After the first phase of the U.S. trade deal with China was signed last month, China’s Ministry of Finance said Thursday it will be cutting the additional tariffs it had imposed last year on roughly $75 billion worth of U.S. imports by five percent.
The additional 10 percent tariff placed on some goods will be cut to 5 percent; the additional 5 percent tariff imposed on other goods will be cut to 2.5 percent. These additional tariffs were levied on U.S. goods during the height of the trade war in September and again in December.
Overall, 1,700 U.S. products being exported to China will be affected. The cuts are expected to go into effect Feb. 14.
The products impacted by the additional 10 percent tariff include some American automobiles, beef, poultry and soybeans. Chinese tariffs on U.S. soybean products, for example, were initially 25 percent, which increased to 30 percent in September.
After Feb. 14, Chinese tariffs on U.S. soybean products will be 27.5 percent.
Similarly, Chinese tariffs on imported U.S. pork products totaled 60 percent; after Feb. 14 this will drop to 55 percent. Beef tariffs will also drop from 35 to 30 percent.
The additional 5 percent tariff imposed on U.S. crude oil last December will drop to 2.5 percent.
China’s Ministry of Finance said the decrease was an effort “to promote the healthy and stable development” of economic and trade relations between the U.S. and China.

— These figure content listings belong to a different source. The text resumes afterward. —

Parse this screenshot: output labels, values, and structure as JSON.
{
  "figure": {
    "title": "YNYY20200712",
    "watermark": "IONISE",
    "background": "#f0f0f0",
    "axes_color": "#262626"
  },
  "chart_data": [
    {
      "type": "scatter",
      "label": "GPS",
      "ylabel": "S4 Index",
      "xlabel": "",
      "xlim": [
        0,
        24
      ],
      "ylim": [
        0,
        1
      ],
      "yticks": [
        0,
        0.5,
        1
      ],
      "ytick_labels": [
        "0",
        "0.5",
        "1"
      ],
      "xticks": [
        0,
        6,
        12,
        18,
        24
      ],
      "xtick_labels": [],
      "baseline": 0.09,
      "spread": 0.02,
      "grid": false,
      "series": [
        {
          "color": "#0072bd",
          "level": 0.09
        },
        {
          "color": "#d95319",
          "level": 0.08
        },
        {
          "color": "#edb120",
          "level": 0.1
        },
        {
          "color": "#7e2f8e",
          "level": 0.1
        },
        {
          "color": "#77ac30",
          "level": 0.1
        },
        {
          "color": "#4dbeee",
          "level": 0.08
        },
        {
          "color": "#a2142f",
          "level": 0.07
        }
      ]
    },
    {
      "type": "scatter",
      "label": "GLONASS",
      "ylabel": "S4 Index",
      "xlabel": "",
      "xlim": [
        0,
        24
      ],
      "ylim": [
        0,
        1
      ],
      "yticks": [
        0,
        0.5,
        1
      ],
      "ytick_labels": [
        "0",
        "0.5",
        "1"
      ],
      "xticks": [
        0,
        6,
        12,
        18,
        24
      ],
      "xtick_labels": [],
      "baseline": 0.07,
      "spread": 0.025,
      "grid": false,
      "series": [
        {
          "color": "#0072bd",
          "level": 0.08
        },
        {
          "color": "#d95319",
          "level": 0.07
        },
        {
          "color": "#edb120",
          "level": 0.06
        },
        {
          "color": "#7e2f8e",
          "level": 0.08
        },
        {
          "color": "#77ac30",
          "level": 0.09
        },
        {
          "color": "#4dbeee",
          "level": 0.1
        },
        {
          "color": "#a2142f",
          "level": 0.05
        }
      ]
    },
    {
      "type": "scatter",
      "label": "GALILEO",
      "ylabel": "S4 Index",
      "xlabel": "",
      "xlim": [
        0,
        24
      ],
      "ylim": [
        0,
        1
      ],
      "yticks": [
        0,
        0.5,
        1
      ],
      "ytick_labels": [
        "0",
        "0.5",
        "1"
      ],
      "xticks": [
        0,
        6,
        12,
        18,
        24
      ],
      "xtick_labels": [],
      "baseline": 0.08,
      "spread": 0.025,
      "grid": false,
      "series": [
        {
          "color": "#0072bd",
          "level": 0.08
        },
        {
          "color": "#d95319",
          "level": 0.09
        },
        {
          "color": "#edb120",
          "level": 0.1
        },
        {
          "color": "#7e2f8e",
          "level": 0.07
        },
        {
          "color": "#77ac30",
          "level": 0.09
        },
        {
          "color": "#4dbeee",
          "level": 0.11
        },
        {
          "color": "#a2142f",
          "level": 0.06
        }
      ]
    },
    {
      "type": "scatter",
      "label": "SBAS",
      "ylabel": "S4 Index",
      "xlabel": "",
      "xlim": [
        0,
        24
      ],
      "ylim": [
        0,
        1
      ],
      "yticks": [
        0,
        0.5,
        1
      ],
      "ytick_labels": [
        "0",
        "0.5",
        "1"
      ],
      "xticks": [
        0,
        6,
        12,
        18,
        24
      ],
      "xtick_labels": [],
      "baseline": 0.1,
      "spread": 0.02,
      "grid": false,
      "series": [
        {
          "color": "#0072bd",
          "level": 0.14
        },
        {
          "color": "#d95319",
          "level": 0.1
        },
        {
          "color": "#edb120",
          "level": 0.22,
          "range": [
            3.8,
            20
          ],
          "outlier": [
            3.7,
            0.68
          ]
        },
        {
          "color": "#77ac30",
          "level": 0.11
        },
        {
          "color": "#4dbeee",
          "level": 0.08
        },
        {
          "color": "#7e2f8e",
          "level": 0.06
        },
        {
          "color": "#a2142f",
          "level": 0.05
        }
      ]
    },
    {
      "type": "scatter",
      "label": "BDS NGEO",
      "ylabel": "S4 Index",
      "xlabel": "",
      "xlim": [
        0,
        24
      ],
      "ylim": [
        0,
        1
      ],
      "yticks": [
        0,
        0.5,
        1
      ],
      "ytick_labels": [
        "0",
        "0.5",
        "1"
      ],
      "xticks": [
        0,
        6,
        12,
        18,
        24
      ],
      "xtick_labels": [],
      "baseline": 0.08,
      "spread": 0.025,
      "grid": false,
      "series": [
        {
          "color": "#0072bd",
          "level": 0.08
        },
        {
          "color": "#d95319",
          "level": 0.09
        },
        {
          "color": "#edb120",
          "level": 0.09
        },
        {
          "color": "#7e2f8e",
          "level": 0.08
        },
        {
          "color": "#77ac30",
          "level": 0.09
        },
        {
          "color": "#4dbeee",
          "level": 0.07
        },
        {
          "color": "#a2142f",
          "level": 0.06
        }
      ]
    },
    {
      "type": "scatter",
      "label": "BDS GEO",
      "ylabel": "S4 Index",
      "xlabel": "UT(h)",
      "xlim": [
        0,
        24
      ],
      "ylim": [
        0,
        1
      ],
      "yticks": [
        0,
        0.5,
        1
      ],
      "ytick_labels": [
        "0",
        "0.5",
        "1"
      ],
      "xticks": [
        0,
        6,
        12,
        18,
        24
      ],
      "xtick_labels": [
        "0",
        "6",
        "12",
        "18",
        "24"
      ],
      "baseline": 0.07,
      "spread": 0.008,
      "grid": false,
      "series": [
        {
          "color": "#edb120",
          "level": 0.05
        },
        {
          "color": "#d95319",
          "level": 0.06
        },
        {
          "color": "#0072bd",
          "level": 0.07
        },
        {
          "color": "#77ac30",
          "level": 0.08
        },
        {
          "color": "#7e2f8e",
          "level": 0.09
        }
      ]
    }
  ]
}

The phase 1 agreement also includes China’s pledge to make “substantial purchases” of American manufacturing goods, agricultural products, energy products and services throughout 2020 and 2021.
The U.S. will also reduce tariffs on Chinese imports on Feb. 14. On Jan. 16, the U.S. announced it would decrease the additional 15 percent tariff it had initially imposed last year on $120 billion worth of Chinese goods by half – to 7.5 percent.